Editor’s note: “Twilight” has always been a girlfriend thing. So in that spirit, two of our resident enthusiasts teamed up to review the new film.
After years of standing up for sparkly vampires, fans have trouble defending Stephenie Meyer’s “Breaking Dawn.”
The bruising honeymoon sex. The teen pregnancy. The unconventional (to say the least) C-section. And, especially, the new, weird love connection that has sent Taylor Lautner, who plays werewolf Jacob Black, on the talk-show circuit, valiantly trying to explain it all.
So it’s a big relief that Bill Condon’s adaptation works bloody well, drawing the most from the young cast, especially Kristen Stewart. Whether she’s thriving under the new director or has finally found her stride on her own, she sheds her awkward ways and delivers her best Bella yet. She’s believable as a nervous bride, emotion playing across her face as she walks down the aisle. A jittery newlywed on her wedding night, taking time to brush her teeth, shave her legs and find courage. A malnourished expectant mom, wasting away.

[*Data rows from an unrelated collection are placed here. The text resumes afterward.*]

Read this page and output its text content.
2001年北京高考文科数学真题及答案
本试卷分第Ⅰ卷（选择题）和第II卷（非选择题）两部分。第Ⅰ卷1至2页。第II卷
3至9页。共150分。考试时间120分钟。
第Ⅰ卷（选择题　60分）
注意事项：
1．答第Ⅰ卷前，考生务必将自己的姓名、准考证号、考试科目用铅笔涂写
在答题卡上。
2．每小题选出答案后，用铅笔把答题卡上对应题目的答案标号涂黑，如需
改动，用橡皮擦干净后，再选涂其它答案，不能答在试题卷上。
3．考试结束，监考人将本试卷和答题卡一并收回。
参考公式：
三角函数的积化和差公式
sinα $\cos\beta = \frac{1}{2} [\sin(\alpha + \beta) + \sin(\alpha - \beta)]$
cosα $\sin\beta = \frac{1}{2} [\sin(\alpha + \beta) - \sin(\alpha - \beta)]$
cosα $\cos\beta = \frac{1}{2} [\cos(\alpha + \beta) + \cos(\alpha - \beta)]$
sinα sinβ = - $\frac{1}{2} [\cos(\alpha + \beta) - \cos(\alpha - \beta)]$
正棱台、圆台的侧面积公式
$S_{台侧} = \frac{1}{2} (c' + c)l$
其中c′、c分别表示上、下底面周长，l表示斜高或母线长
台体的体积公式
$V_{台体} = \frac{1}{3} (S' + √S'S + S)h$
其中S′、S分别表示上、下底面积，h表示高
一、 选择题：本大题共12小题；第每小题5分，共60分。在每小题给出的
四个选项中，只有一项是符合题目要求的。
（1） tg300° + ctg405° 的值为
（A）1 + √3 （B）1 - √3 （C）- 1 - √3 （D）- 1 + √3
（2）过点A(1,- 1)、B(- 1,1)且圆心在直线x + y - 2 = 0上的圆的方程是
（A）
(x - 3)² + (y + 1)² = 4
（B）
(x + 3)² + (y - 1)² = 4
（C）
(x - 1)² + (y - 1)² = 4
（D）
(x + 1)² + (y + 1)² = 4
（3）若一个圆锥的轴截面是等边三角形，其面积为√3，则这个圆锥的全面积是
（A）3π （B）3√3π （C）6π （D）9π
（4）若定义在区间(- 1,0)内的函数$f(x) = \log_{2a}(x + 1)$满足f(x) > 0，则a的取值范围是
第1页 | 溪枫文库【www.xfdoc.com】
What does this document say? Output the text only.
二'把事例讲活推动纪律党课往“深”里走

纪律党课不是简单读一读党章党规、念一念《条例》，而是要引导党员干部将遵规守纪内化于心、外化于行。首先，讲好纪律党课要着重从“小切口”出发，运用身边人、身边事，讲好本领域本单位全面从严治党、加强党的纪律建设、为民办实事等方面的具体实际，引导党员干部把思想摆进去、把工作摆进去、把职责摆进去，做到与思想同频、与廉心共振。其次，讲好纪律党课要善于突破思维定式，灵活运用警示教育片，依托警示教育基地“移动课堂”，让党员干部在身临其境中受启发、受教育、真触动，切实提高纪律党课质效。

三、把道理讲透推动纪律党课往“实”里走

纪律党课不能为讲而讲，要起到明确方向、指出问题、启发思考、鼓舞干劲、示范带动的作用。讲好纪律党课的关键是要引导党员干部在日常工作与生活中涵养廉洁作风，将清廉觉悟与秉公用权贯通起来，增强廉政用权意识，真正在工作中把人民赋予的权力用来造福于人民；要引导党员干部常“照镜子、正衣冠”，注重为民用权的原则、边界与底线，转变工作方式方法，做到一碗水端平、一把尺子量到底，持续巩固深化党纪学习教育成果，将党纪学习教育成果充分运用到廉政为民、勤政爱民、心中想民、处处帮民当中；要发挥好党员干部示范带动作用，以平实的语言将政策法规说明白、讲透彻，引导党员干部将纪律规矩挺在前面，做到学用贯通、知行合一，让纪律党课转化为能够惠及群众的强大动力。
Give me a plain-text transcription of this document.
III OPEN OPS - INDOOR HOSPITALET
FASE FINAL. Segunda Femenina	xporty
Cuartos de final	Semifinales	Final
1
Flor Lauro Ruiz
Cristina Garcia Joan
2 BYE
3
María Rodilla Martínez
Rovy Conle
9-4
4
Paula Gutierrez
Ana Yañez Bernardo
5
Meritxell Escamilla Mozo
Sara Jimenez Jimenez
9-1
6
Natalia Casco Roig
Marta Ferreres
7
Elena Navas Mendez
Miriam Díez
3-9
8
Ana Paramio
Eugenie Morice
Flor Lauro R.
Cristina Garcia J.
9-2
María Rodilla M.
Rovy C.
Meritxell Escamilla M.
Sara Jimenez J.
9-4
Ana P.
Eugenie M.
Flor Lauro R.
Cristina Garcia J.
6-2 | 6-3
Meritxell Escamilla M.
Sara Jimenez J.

As with the last “Harry Potter” book, filmmakers divided the 754-page fourth and final “Twilight” novel into two movies, to be released a year apart.
“Part 1” begins with the long-anticipated wedding. Bella has been begging to become an immortal vampire like boyfriend Edward Cullen (Robert Pattinson), but he, ever the traditionalist, will have none of it until he makes an honest woman of her.
The wedding feels honest and real, down to the reception with goofy, heartfelt speeches. (Keep your eyes open for a special guest: Stephenie Meyer.)
Then it’s off to the Cullen family’s private island on the Brazilian coast, where consummation gets a little tricky. And trippy, with a destroyed bed frame and feathers everywhere. It’s straight from the book, and Condon handles it gently, even tastefully.
But then the happy romance hits a speed bump: a baby bump that grows at a startling rate, being the powerful offspring of a supernatural being. Who knew vampire men had it in them?
Edward whisks Bella back to his physician dad, Carlisle (Peter Facinelli), to be rid of the monster within. But Bella has far different ideas and enlists Edward’s sister Rosalie (Nikki Reed) as her bodyguard to protect the baby, no matter the cost to Bella’s health, or her life. She’s hoping to carry it to term and then survive the resulting broken bones and internal bleeding by becoming a vampire.
Meanwhile, Jacob’s fellow werewolves learn of the little fiend on the way and foresee trouble for their families. This thirsty “demon” will be out of control, they think. Their solution: Kill Bella and her vampire family.
Now Jacob must choose between his pack and the love of his life, even though she’s Mrs. Cullen now and the old love triangle is completely bent out of shape.
Condon, directing his first “Twilight” film, brings an interesting resume to the proceedings. He’s best known for helming the musical “Dreamgirls,” but he won a screenplay Oscar for “Gods and Monsters,” about the final days of the “Frankenstein” movie director. And he’s a self-proclaimed vampire geek.
It pays off. This is the first “Twilight” film that doesn’t feel like a superficial Lifetime film. Cinematographer Guillermo Navarro (“Pan’s Labyrinth,” “Hellboy”) takes advantage of the big, lush settings in the Pacific Northwest and Brazilian beaches, but also captures quieter moments just as powerfully.
As Edward, Pattinson seems less starved and tortured, less simpering now that he plays a happily married vamp.
Even the Cullens’ hair got an upgrade, particularly everyone’s favorite quirky couple, Alice and Jasper (Ashley Greene and Jackson Rathbone).
And Taylor Lautner? Apparently he went to the Keanu Reeves school of acting: stoic but flat. His career might be best served in action movies, not drama. Anything where his abs are the true stars.
But he was Leonardo DiCaprio compared to his pathetic pack of wolves. Team Jacob’s swooning might be brought to a screeching halt when those werewolves start talking. Wolf telepathy works on the printed page, but on the big screen it’s cheesy, like something out of the 1980s’ “The Neverending Story.” Fail.
The film quickly recovers and races toward the captivating, heartbreaking birth scene. Without going into too much detail for the two of you who haven’t read the book, Lautner redeems himself by making Jacob’s strange, newfound love less creepy than it could be, almost sweet.
Condon filmed the two parts of “Breaking Dawn” back-to-back. This first half is a good sign that “Part 2” will close the franchise honorably.
Fangirls, you have nothing to be ashamed of.